Einstein Healthcare Network operates an outpatient healthcare facility in King of Prussia. The Children's Hospital of Philadelphia's 135000 sqft "Specialty Care and Surgery Center" opened in King of Prussia in 2015. The Gulph Road facilities includes practices in sports medicine, oncology, and pediatric imagery. The facility is part of a larger site known the Village at Valley Forge.
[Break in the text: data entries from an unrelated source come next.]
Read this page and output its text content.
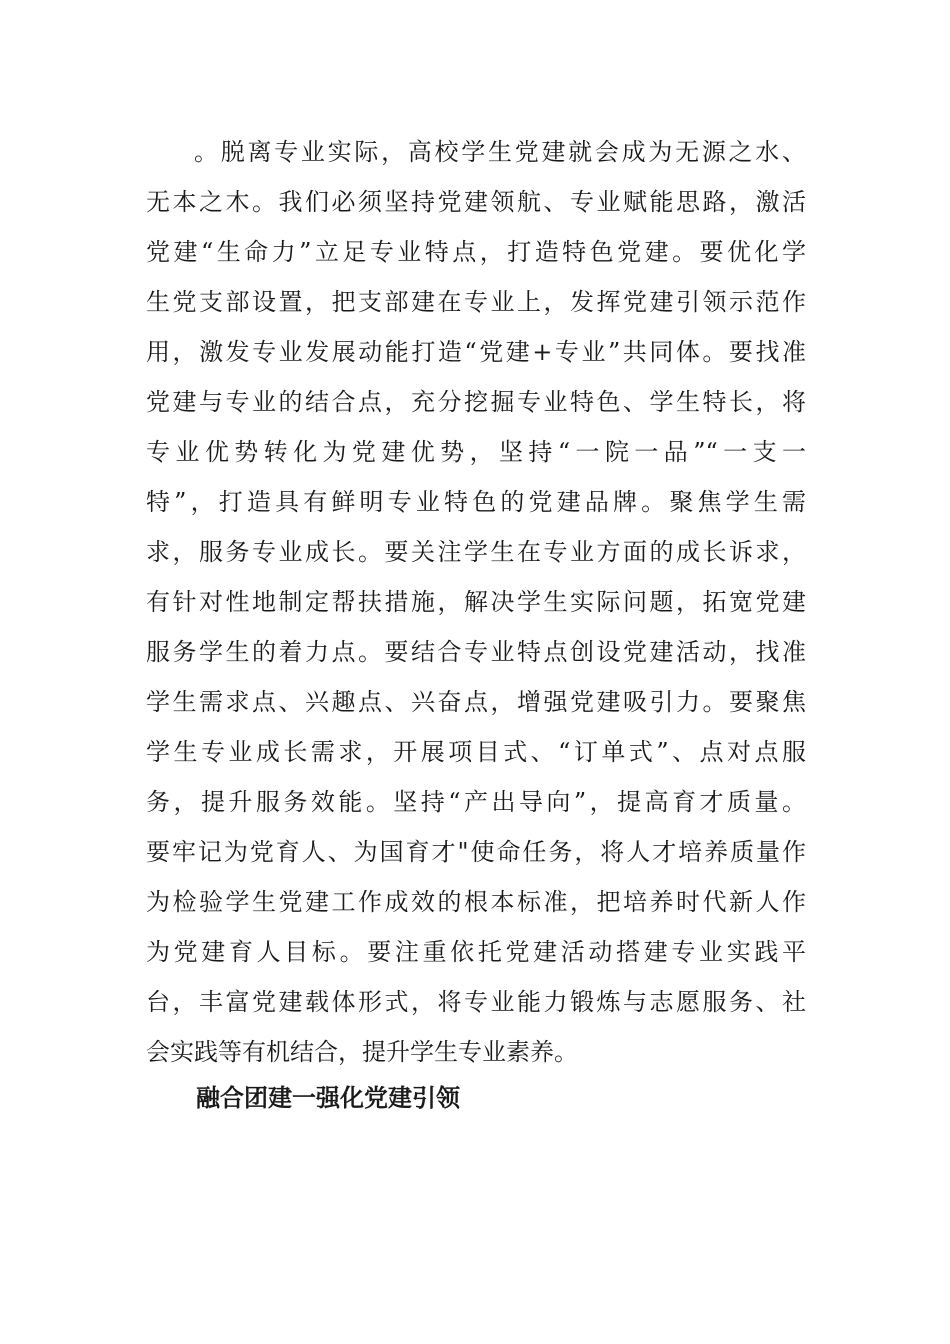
。脱离专业实际，高校学生党建就会成为无源之水、
无本之木。我们必须坚持党建领航、专业赋能思路，激活
党建“生命力”立足专业特点，打造特色党建。要优化学
生党支部设置，把支部建在专业上，发挥党建引领示范作
用，激发专业发展动能打造“党建+专业”共同体。要找准
党建与专业的结合点，充分挖掘专业特色、学生特长，将
专业优势转化为党建优势，坚持“一院一品”“一支一
特”，打造具有鲜明专业特色的党建品牌。聚焦学生需
求，服务专业成长。要关注学生在专业方面的成长诉求，
有针对性地制定帮扶措施，解决学生实际问题，拓宽党建
服务学生的着力点。要结合专业特点创设党建活动，找准
学生需求点、兴趣点、兴奋点，增强党建吸引力。要聚焦
学生专业成长需求，开展项目式、“订单式”、点对点服
务，提升服务效能。坚持“产出导向”，提高育才质量。
要牢记为党育人、为国育才"使命任务，将人才培养质量作
为检验学生党建工作成效的根本标准，把培养时代新人作
为党建育人目标。要注重依托党建活动搭建专业实践平
台，丰富党建载体形式，将专业能力锻炼与志愿服务、社
会实践等有机结合，提升学生专业素养。
融合团建一强化党建引领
On January 26, 2022, the Children's Hospital of Philadelphia opened the Middleman Family Pavilion, an 250000 sqft hospital, in King of Prussia.

==Notable people==
- The Bloodhound Gang – A comedic rock band originating in the early '90s from King of Prussia.
- Jobriath Boone – Folk and glam rock musician and actor, and the first openly gay rock musician signed to a major record label.
- Charlie Brenneman – Mixed martial arts competitor.
- Brianna Butler – Basketball player in the Women's National Basketball League.
- William Colepaugh – American seaman who became a German spy during World War II.
- Michael J. Fitzgerald – Roman Catholic priest who is an auxiliary bishop of the Archdiocese of Philadelphia.
- Greg Gianforte – Businessman, former U.S. Representative from Montana, and Governor of Montana.
- Kathy Jordan – Professional tennis player.
- Ann Li – Tennis player.
- Bill Nuttall – Former soccer player and owner of Golden Viking Sports.
- Bob Odell – Former football halfback and coach.
- Rafael Robb – Economist and former college professor who confessed to murdering his wife.
- Jonathan Roberts – U.S. Representative and U.S. Senator from Pennsylvania in the 19th century.
- Lisa Salters – ESPN sports reporter.
- Fred Sherman – Economist, businessman, and business commentator.
- Artie Singer – Songwriter, music producer, and bandleader.
- Jay C. Smith – Former principal at Upper Merion Area High School who was convicted of murder.
- Blair Thomas – Former National Football League running back.